いざ、発車時間になってようやく柊へと紙袋を手渡す。
その拍子に初めて中身を覗き込み、言った。
「おまえの分もあるのか?」
紙袋にはそれぞれ『ひよこ饅頭』の十六個、十六羽?入りのが三箱ずつ入っていた。
陽光が知る限り、柊は特に甘いものが大好物というわけではない。
しかし嫌いで、全く食べられないというわけでもないだろう。
『銀柊荘』でのウェルカムドリンク、――主自らが点てる抹茶の一服を供する際には菓子が必須だ。
何故ならば菓子を食べてから茶を喫する、飲むのが本来の作法だった。
菓子の甘さが茶の苦さや渋さ、すなわち茶特有の旨味を引き立てるという理由からだ。
――主自らが礼を失するわけがない。
柊の母であるリカ子が自分用に頼んだものの中に、息子である柊の分はあったのだろうか?

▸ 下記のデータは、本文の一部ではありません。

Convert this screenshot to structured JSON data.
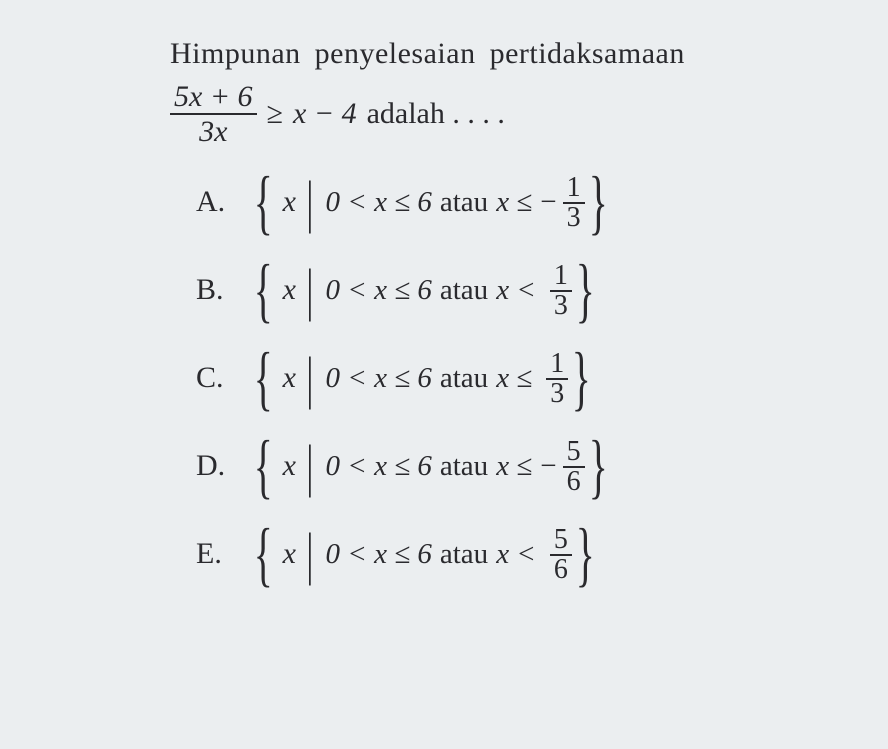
{
  "question": {
    "line1": "Himpunan penyelesaian pertidaksamaan",
    "frac_num": "5x + 6",
    "frac_den": "3x",
    "rel": "≥",
    "rhs": "x − 4",
    "tail": "adalah . . . ."
  },
  "common": {
    "xvar": "x",
    "range": "0 < x ≤ 6",
    "atau": "atau"
  },
  "options": [
    {
      "letter": "A.",
      "rel": "x ≤",
      "neg": "−",
      "num": "1",
      "den": "3"
    },
    {
      "letter": "B.",
      "rel": "x <",
      "neg": "",
      "num": "1",
      "den": "3"
    },
    {
      "letter": "C.",
      "rel": "x ≤",
      "neg": "",
      "num": "1",
      "den": "3"
    },
    {
      "letter": "D.",
      "rel": "x ≤",
      "neg": "−",
      "num": "5",
      "den": "6"
    },
    {
      "letter": "E.",
      "rel": "x <",
      "neg": "",
      "num": "5",
      "den": "6"
    }
  ],
  "colors": {
    "background": "#ebeef0",
    "text": "#2a2a2e"
  },
  "typography": {
    "font_family": "Times New Roman",
    "base_fontsize_pt": 22,
    "brace_fontsize_pt": 54
  }
}
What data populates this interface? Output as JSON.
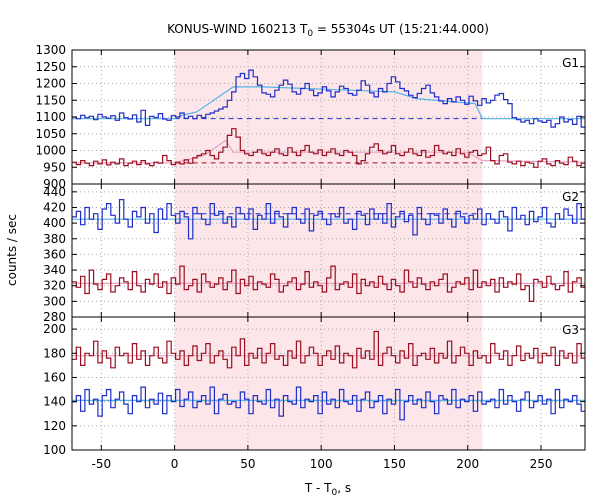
{
  "chart_data": {
    "type": "line",
    "title_main": "KONUS-WIND 160213 T",
    "title_sub": "0",
    "title_rest": " = 55304s UT (15:21:44.000)",
    "xlabel_main": "T - T",
    "xlabel_sub": "0",
    "xlabel_rest": ", s",
    "ylabel": "counts / sec",
    "xlim": [
      -70,
      280
    ],
    "x_ticks": [
      -50,
      0,
      50,
      100,
      150,
      200,
      250
    ],
    "grid": true,
    "highlight_interval": [
      0,
      210
    ],
    "colors": {
      "blue": "#1f2fc8",
      "red": "#9b1020",
      "fit_blue": "#54b4e6",
      "fit_red": "#e8a0c4",
      "band": "#fde6ea",
      "grid": "#a8a8a8"
    },
    "panels": [
      {
        "label": "G1",
        "ylim": [
          900,
          1300
        ],
        "y_ticks": [
          900,
          950,
          1000,
          1050,
          1100,
          1150,
          1200,
          1250,
          1300
        ],
        "series": [
          {
            "color": "blue",
            "step": 2.944,
            "values": [
              1100,
              1095,
              1105,
              1098,
              1102,
              1092,
              1108,
              1100,
              1096,
              1104,
              1090,
              1112,
              1098,
              1094,
              1106,
              1085,
              1120,
              1075,
              1102,
              1098,
              1110,
              1094,
              1090,
              1104,
              1100,
              1112,
              1096,
              1102,
              1095,
              1105,
              1098,
              1108,
              1112,
              1118,
              1124,
              1130,
              1150,
              1175,
              1220,
              1230,
              1215,
              1240,
              1220,
              1195,
              1172,
              1168,
              1160,
              1180,
              1195,
              1210,
              1198,
              1175,
              1168,
              1185,
              1200,
              1180,
              1164,
              1172,
              1190,
              1178,
              1160,
              1175,
              1192,
              1185,
              1170,
              1165,
              1180,
              1208,
              1195,
              1172,
              1160,
              1185,
              1175,
              1200,
              1220,
              1205,
              1185,
              1178,
              1165,
              1158,
              1170,
              1185,
              1195,
              1172,
              1160,
              1148,
              1140,
              1155,
              1145,
              1160,
              1150,
              1138,
              1162,
              1148,
              1135,
              1155,
              1142,
              1150,
              1165,
              1170,
              1152,
              1140,
              1098,
              1092,
              1085,
              1090,
              1080,
              1095,
              1088,
              1084,
              1090,
              1070,
              1080,
              1100,
              1085,
              1092,
              1078,
              1102,
              1070,
              1090,
              1095,
              1085,
              1092,
              1078,
              1090
            ]
          },
          {
            "color": "red",
            "step": 2.944,
            "values": [
              965,
              958,
              970,
              962,
              955,
              968,
              960,
              972,
              957,
              965,
              960,
              975,
              955,
              962,
              968,
              958,
              970,
              960,
              955,
              965,
              962,
              985,
              970,
              958,
              965,
              960,
              972,
              962,
              978,
              985,
              990,
              1000,
              985,
              975,
              995,
              1010,
              1045,
              1065,
              1040,
              1000,
              990,
              985,
              995,
              1002,
              990,
              985,
              995,
              1005,
              990,
              985,
              1008,
              995,
              985,
              1000,
              1015,
              995,
              990,
              1002,
              985,
              995,
              1005,
              990,
              985,
              1000,
              995,
              985,
              960,
              970,
              990,
              1010,
              1020,
              1000,
              990,
              995,
              1015,
              990,
              985,
              995,
              1005,
              990,
              985,
              1000,
              980,
              985,
              1015,
              1000,
              990,
              995,
              985,
              1005,
              990,
              980,
              995,
              1000,
              985,
              990,
              1010,
              970,
              960,
              985,
              990,
              965,
              960,
              968,
              955,
              965,
              962,
              950,
              968,
              975,
              960,
              955,
              970,
              962,
              958,
              980,
              968,
              955,
              962,
              985,
              965,
              958,
              970,
              962,
              960
            ]
          }
        ],
        "fits": [
          {
            "color": "fit_blue",
            "points": [
              [
                -70,
                1095
              ],
              [
                0,
                1095
              ],
              [
                5,
                1105
              ],
              [
                15,
                1115
              ],
              [
                30,
                1160
              ],
              [
                40,
                1190
              ],
              [
                60,
                1190
              ],
              [
                120,
                1180
              ],
              [
                150,
                1175
              ],
              [
                165,
                1155
              ],
              [
                205,
                1140
              ],
              [
                210,
                1095
              ],
              [
                280,
                1095
              ]
            ]
          },
          {
            "color": "fit_red",
            "points": [
              [
                -70,
                963
              ],
              [
                0,
                963
              ],
              [
                20,
                985
              ],
              [
                35,
                1030
              ],
              [
                40,
                995
              ],
              [
                200,
                995
              ],
              [
                210,
                970
              ],
              [
                280,
                965
              ]
            ]
          }
        ],
        "background_lines": [
          {
            "color": "blue",
            "y": 1095,
            "x": [
              0,
              210
            ]
          },
          {
            "color": "red",
            "y": 963,
            "x": [
              0,
              210
            ]
          }
        ]
      },
      {
        "label": "G2",
        "ylim": [
          280,
          450
        ],
        "y_ticks": [
          280,
          300,
          320,
          340,
          360,
          380,
          400,
          420,
          440
        ],
        "series": [
          {
            "color": "blue",
            "step": 2.944,
            "values": [
              408,
              415,
              398,
              420,
              405,
              412,
              392,
              418,
              425,
              410,
              400,
              430,
              405,
              395,
              415,
              408,
              420,
              400,
              412,
              388,
              418,
              405,
              425,
              410,
              400,
              415,
              408,
              380,
              420,
              412,
              405,
              398,
              425,
              410,
              415,
              400,
              408,
              395,
              420,
              412,
              405,
              418,
              392,
              410,
              405,
              425,
              400,
              415,
              408,
              395,
              412,
              420,
              405,
              400,
              418,
              390,
              410,
              415,
              405,
              398,
              412,
              408,
              420,
              400,
              405,
              392,
              415,
              410,
              398,
              418,
              405,
              412,
              400,
              425,
              395,
              408,
              415,
              402,
              410,
              385,
              420,
              405,
              398,
              412,
              410,
              400,
              418,
              405,
              395,
              415,
              408,
              400,
              410,
              405,
              418,
              398,
              412,
              405,
              400,
              415,
              408,
              390,
              420,
              405,
              410,
              398,
              415,
              402,
              408,
              420,
              400,
              395,
              412,
              405,
              418,
              410,
              400,
              425,
              405,
              398,
              412,
              408,
              415,
              400,
              410
            ]
          },
          {
            "color": "red",
            "step": 2.944,
            "values": [
              325,
              318,
              332,
              310,
              340,
              322,
              315,
              328,
              335,
              312,
              320,
              330,
              325,
              315,
              338,
              320,
              312,
              328,
              322,
              335,
              318,
              325,
              310,
              330,
              322,
              345,
              315,
              320,
              328,
              312,
              335,
              325,
              318,
              322,
              330,
              315,
              325,
              340,
              310,
              328,
              320,
              332,
              315,
              325,
              322,
              318,
              335,
              328,
              312,
              320,
              325,
              330,
              315,
              322,
              338,
              318,
              325,
              320,
              312,
              330,
              345,
              315,
              322,
              325,
              318,
              335,
              310,
              328,
              320,
              325,
              318,
              332,
              322,
              315,
              328,
              320,
              312,
              340,
              325,
              318,
              330,
              322,
              315,
              325,
              320,
              328,
              335,
              312,
              318,
              325,
              322,
              330,
              315,
              340,
              318,
              325,
              320,
              328,
              312,
              330,
              318,
              325,
              322,
              335,
              315,
              320,
              300,
              328,
              325,
              318,
              332,
              322,
              315,
              320,
              338,
              312,
              325,
              330,
              318,
              322,
              328,
              315,
              320,
              325,
              322
            ]
          }
        ],
        "fits": [
          {
            "color": "fit_blue",
            "points": [
              [
                -70,
                405
              ],
              [
                280,
                405
              ]
            ]
          },
          {
            "color": "fit_red",
            "points": [
              [
                -70,
                323
              ],
              [
                280,
                323
              ]
            ]
          }
        ],
        "background_lines": [
          {
            "color": "blue",
            "y": 412,
            "x": [
              0,
              210
            ]
          }
        ]
      },
      {
        "label": "G3",
        "ylim": [
          100,
          210
        ],
        "y_ticks": [
          100,
          120,
          140,
          160,
          180,
          200
        ],
        "series": [
          {
            "color": "blue",
            "step": 2.944,
            "values": [
              140,
              145,
              132,
              150,
              138,
              142,
              128,
              145,
              150,
              135,
              142,
              148,
              138,
              130,
              145,
              140,
              152,
              135,
              142,
              138,
              147,
              130,
              145,
              140,
              150,
              136,
              142,
              148,
              135,
              140,
              145,
              138,
              152,
              130,
              142,
              146,
              138,
              140,
              135,
              148,
              142,
              130,
              145,
              140,
              138,
              150,
              135,
              142,
              128,
              145,
              140,
              138,
              152,
              135,
              142,
              140,
              145,
              130,
              148,
              138,
              142,
              135,
              150,
              140,
              138,
              145,
              132,
              142,
              148,
              135,
              140,
              145,
              130,
              142,
              138,
              150,
              125,
              140,
              145,
              138,
              142,
              135,
              148,
              140,
              130,
              145,
              142,
              138,
              150,
              135,
              142,
              140,
              145,
              132,
              148,
              138,
              140,
              142,
              135,
              150,
              138,
              145,
              140,
              132,
              142,
              148,
              135,
              140,
              145,
              138,
              142,
              130,
              150,
              135,
              142,
              140,
              145,
              138,
              132,
              148,
              140,
              142,
              135,
              145,
              140
            ]
          },
          {
            "color": "red",
            "step": 2.944,
            "values": [
              175,
              185,
              170,
              180,
              178,
              190,
              172,
              182,
              176,
              168,
              185,
              178,
              180,
              172,
              188,
              175,
              182,
              170,
              178,
              185,
              176,
              172,
              190,
              180,
              175,
              182,
              170,
              178,
              186,
              174,
              180,
              188,
              172,
              178,
              182,
              175,
              168,
              185,
              178,
              192,
              170,
              180,
              176,
              184,
              172,
              180,
              188,
              175,
              178,
              170,
              182,
              176,
              190,
              172,
              178,
              185,
              180,
              170,
              178,
              182,
              175,
              186,
              172,
              180,
              178,
              168,
              184,
              176,
              182,
              175,
              198,
              170,
              180,
              185,
              178,
              172,
              182,
              176,
              188,
              170,
              178,
              180,
              175,
              184,
              172,
              180,
              176,
              190,
              172,
              178,
              185,
              180,
              170,
              182,
              176,
              178,
              172,
              188,
              180,
              175,
              182,
              170,
              178,
              186,
              174,
              180,
              176,
              184,
              172,
              180,
              178,
              185,
              170,
              182,
              176,
              180,
              172,
              188,
              176,
              180,
              175,
              182,
              178,
              172,
              180
            ]
          }
        ],
        "fits": [
          {
            "color": "fit_blue",
            "points": [
              [
                -70,
                141
              ],
              [
                280,
                141
              ]
            ]
          },
          {
            "color": "fit_red",
            "points": [
              [
                -70,
                178
              ],
              [
                280,
                178
              ]
            ]
          }
        ],
        "background_lines": []
      }
    ]
  }
}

夫であり柊の父である桂一の分は確実にあったのだろうと、陽光は思った。
柊の両親の仲のよさ、睦まじさは当時十代後半だった陽光の目にも明らかだった。
もちろんあからさまにベタベタ、イチャイチャしていたわけではない。
ほんの些細なやり取りの際に交わす言葉で、合わせる目線で二人の繋がりがはっきりと見て取れた。
例え切り絶とうしても、おいそれとは絶てやしないだろう固く頑なな繋がりが――。